Szifron also makes a strong case for his versatility as the writer and director of six very unique stories. “Pasternak” is exceptionally told, staggeringly handled at times, and, again, the last shot is a bold marvel in and of itself. Unforgettable is the appropriate word for this mean-spirited joke’s climax. The boldest in terms of political statements has to come in the very Coens-y “La Propuesta” using a despicable accident, an instance of heinous, revolting manslaughter, and projecting it as the backdrop to illustrate the maneuverings of the elite. As the have-nots lie in the street dying or taking absurd propositions by their well-off neighbors to keep the life of their no-good son away from the spiteful limelight, it pointedly carves out the disgusting capabilities of those with economic power. What begins mainly as a hefty, but understandable expense to save their reckless son matures into a ridiculous fortune, which leads to new deals and doubling back on the amount of money that is being divided up so that someone innocent will amiably accept a prison sentence and a specialized lawyer can get his cut for blackmail, a district attorney can look the other way, and a good-for-nothing killer can cry his way to freedom. The punch line to this story is wicked as well – so much so I literally forgot to laugh. I was just so stunned. There’s a lot of Joel and Ethan here, specifically in that punch line, which makes an editing choice that rang heavy of a “Fargo” inspiration. “La Propuesta” is a small socially conscious masterpiece, but what it leads to is truly the icing on the cake.
“Hasta que la muerte nos separe” – translated to “Till Death Do Us Part” – is blissfully, spectacularly savage. There’s no more apt adjective, it’s savage in terms of plotting and in terms of humor. There’s revenge sex, there’s spilt blood, there’s more sex, there’s purposefully vomit-inducing camera movements, and then there’s the curtain call that puts a simultaneously eye-widening and smirk- inducing close on the whole two-hour affair. What a Part Two to this single story would hold only terrifies me; there’s “Gone Girl” level horror to surely ensue between these trainwreck newlyweds, but Szifron ties the satire together with a stinging final shot. It’s such a perfectly uncontrolled frame. No other story could have brought Szifron’s anthology to a better close than this one.

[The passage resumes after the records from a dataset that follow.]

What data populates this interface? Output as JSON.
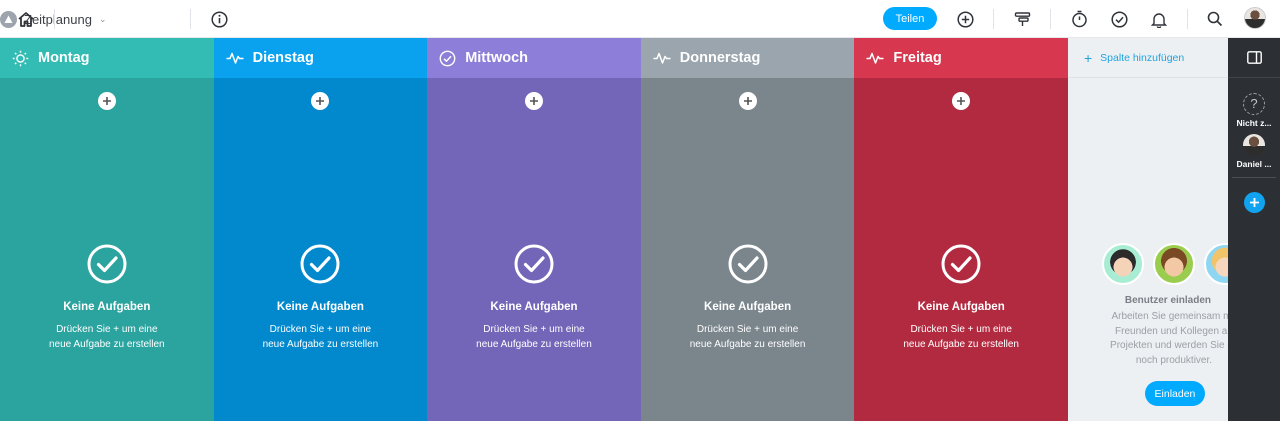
{
  "header": {
    "project_name": "Zeitplanung",
    "share_label": "Teilen",
    "icons": [
      "home-icon",
      "project-icon",
      "info-icon",
      "add-icon",
      "timeline-icon",
      "timer-icon",
      "check-icon",
      "bell-icon",
      "search-icon",
      "avatar"
    ]
  },
  "columns": [
    {
      "title": "Montag",
      "icon": "sun-icon",
      "color": "#2ba39e",
      "head_color": "#33bcb4"
    },
    {
      "title": "Dienstag",
      "icon": "pulse-icon",
      "color": "#0288cc",
      "head_color": "#0aa2ee"
    },
    {
      "title": "Mittwoch",
      "icon": "check-circle-icon",
      "color": "#7366b8",
      "head_color": "#8d7fd9"
    },
    {
      "title": "Donnerstag",
      "icon": "pulse-icon",
      "color": "#7a858c",
      "head_color": "#9aa5ad"
    },
    {
      "title": "Freitag",
      "icon": "pulse-icon",
      "color": "#b22a40",
      "head_color": "#d7384f"
    }
  ],
  "empty_state": {
    "title": "Keine Aufgaben",
    "description": "Drücken Sie + um eine\nneue Aufgabe zu erstellen"
  },
  "add_column": {
    "label": "Spalte hinzufügen",
    "invite_title": "Benutzer einladen",
    "invite_desc": "Arbeiten Sie gemeinsam mit\nFreunden und Kollegen an\nProjekten und werden Sie so\nnoch produktiver.",
    "invite_button": "Einladen"
  },
  "sidebar": {
    "users": [
      {
        "name": "Nicht z...",
        "icon": "unassigned-icon"
      },
      {
        "name": "Daniel ...",
        "icon": "avatar"
      }
    ]
  }
}
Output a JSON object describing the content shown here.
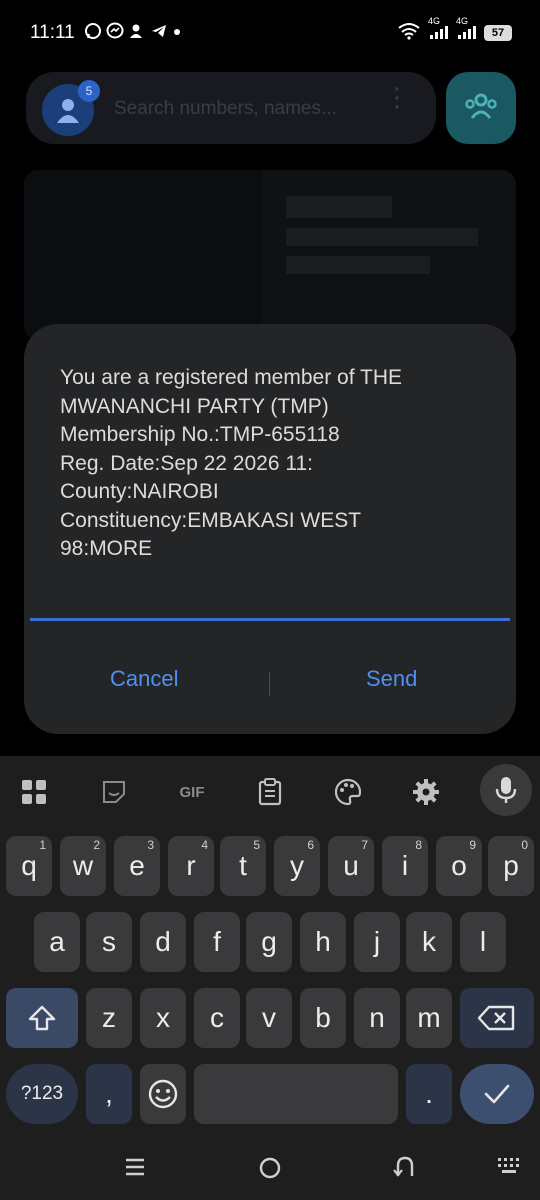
{
  "status_bar": {
    "time": "11:11",
    "left_icons": [
      "whatsapp-icon",
      "messenger-icon",
      "person-icon",
      "telegram-icon",
      "dot-icon"
    ],
    "network_1": "4G",
    "network_2": "4G",
    "battery": "57"
  },
  "background_app": {
    "search_placeholder": "Search numbers, names...",
    "avatar_badge": "5"
  },
  "dialog": {
    "message": "You are a registered member of THE MWANANCHI PARTY (TMP)\nMembership No.:TMP-655118\nReg. Date:Sep 22 2026 11:\nCounty:NAIROBI\nConstituency:EMBAKASI WEST\n98:MORE",
    "cancel_label": "Cancel",
    "send_label": "Send",
    "accent_color": "#4f8ff0"
  },
  "keyboard": {
    "toolbar": {
      "gif_label": "GIF"
    },
    "row1": [
      {
        "key": "q",
        "hint": "1"
      },
      {
        "key": "w",
        "hint": "2"
      },
      {
        "key": "e",
        "hint": "3"
      },
      {
        "key": "r",
        "hint": "4"
      },
      {
        "key": "t",
        "hint": "5"
      },
      {
        "key": "y",
        "hint": "6"
      },
      {
        "key": "u",
        "hint": "7"
      },
      {
        "key": "i",
        "hint": "8"
      },
      {
        "key": "o",
        "hint": "9"
      },
      {
        "key": "p",
        "hint": "0"
      }
    ],
    "row2": [
      "a",
      "s",
      "d",
      "f",
      "g",
      "h",
      "j",
      "k",
      "l"
    ],
    "row3": [
      "z",
      "x",
      "c",
      "v",
      "b",
      "n",
      "m"
    ],
    "symbols_label": "?123",
    "comma_label": ",",
    "period_label": "."
  }
}
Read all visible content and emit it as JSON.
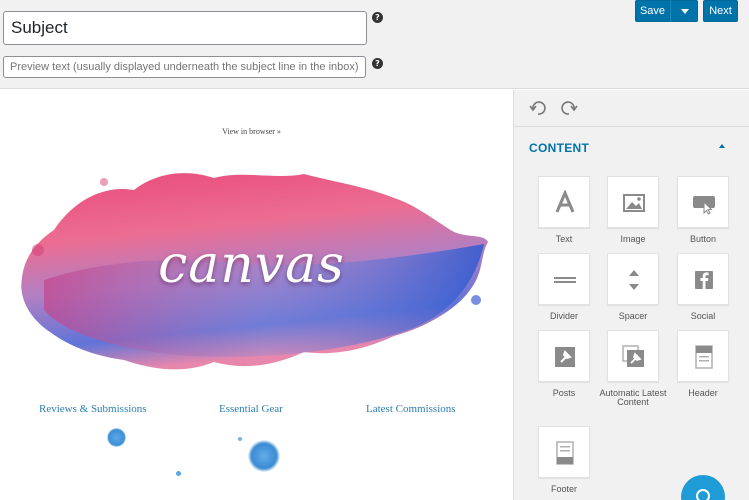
{
  "header": {
    "subject_value": "Subject",
    "preview_placeholder": "Preview text (usually displayed underneath the subject line in the inbox)",
    "save_label": "Save",
    "next_label": "Next"
  },
  "email": {
    "view_in_browser": "View in browser »",
    "hero_title": "canvas",
    "links": [
      "Reviews & Submissions",
      "Essential Gear",
      "Latest Commissions"
    ]
  },
  "sidebar": {
    "content_heading": "CONTENT",
    "blocks": [
      {
        "label": "Text",
        "icon": "text-icon"
      },
      {
        "label": "Image",
        "icon": "image-icon"
      },
      {
        "label": "Button",
        "icon": "button-icon"
      },
      {
        "label": "Divider",
        "icon": "divider-icon"
      },
      {
        "label": "Spacer",
        "icon": "spacer-icon"
      },
      {
        "label": "Social",
        "icon": "facebook-icon"
      },
      {
        "label": "Posts",
        "icon": "posts-icon"
      },
      {
        "label": "Automatic Latest Content",
        "icon": "automatic-latest-content-icon"
      },
      {
        "label": "Header",
        "icon": "header-icon"
      },
      {
        "label": "Footer",
        "icon": "footer-icon"
      }
    ]
  },
  "colors": {
    "accent": "#0073aa",
    "link": "#2d7fae",
    "sidebar_bg": "#f1f1f1",
    "fab": "#1f9bd6"
  }
}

This searing Argentine import dares to go to comedic lengths usually reserved for auteurs like Tarantino and the Coens, formidable filmmakers who Szifron is undoubtedly emulating but hardly looking to rival. As much inspiration may be identifiable within Szifron’s style and sense of humor, he stands notably apart, providing a new international voice that I hope will continue to chime in regularly. “Wild Tales” understandably lost the Best Foreign Language Film Academy Award” to the picturesque “Ida” and probably wouldn’t have usurped “Leviathan” in an “Ida”-less year, but I’m hoping that the Academy recognition will put it in the hunt for aggressive searchers of specialty cinema. This is a ruthlessly funny, craftily original film that successfully spotlights the regretless levels of sinfulness that human beings can resort to in passionate instances. You’ll learn a lot about yourself based on how much you laugh during “Wild Tales,” and you’d probably be better off leaving your sensitivity at the door.